You would also be hard-pressed to separate Paul from the nitty-gritty of reality. Not just an intellectual idealist, Paul is concerned as much as the Law is in living out life rightly. From circumcision to sex and money to political authority, Paul has more to say than a justified by faith free-for-all how to live life. By the same token, to portray the Law as being just about works and not love is a vulgar misrepresentation because it is love itself that lies at the heart of the Torah: "And now, Israel, what does the Lord your God require of you, but to fear the Lord your God, to walk in all his ways, to love him, to serve the Lord your God with all your heart and with all your soul, and to keep the commandments and statutes of the Lord, which I am commanding you today for your good?" Deuteronomy 10.12-13 (cf. Deuteronomy 10.12-22, 6.1-9 and 7.7-16).
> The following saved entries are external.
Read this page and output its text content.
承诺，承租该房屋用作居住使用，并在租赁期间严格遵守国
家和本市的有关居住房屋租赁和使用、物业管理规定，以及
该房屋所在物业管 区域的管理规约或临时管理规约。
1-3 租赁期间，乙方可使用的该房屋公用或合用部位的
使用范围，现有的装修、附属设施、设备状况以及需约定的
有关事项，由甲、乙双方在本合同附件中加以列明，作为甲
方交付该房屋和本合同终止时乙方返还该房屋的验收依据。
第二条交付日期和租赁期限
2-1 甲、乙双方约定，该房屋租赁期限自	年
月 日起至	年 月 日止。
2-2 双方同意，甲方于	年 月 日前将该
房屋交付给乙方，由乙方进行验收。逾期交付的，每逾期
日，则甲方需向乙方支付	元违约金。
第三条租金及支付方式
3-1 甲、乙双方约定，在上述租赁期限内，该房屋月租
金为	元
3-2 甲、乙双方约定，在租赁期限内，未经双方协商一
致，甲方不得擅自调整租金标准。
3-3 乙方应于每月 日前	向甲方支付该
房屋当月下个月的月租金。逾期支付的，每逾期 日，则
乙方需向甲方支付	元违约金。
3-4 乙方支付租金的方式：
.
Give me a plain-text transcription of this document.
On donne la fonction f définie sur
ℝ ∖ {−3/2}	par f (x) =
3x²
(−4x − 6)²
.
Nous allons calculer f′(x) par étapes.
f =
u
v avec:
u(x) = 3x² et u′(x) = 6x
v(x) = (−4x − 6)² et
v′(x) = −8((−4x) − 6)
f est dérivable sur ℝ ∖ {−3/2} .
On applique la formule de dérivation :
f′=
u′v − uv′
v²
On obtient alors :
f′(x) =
As Oliver O'Donovan helpfully states:
"On two occasions in the writings of Saint Luke we are told that a crowd which heard the preaching of the gospel asked, 'What shall we do?' The answer was different in either case. John the Baptist (Lk. 3:10ff.) responded with some specific moral counsel: 'He who has two coats, let him share with him who has none; and he who has food, let him do likewise.' Saint Peter, on the other hand (Acts 2:37-38), replied, 'Repent, and be baptized every one of you in the name of Jesus Christ for the forgiveness of your sins; and you shall receive the gift of the Holy Spirit.' It would be mistaken to interpret this difference in terms of a contrast between law and gospel, between preaching before and preaching after the coming of Christ. John the Baptist was quite capable of giving the reply that Saint Peter gave (apart from the name of Jesus and the promise of the Holy Spirit), while Saint Peter could easily have replied as John did..." Resurrection and Moral Order, pp. 182-183.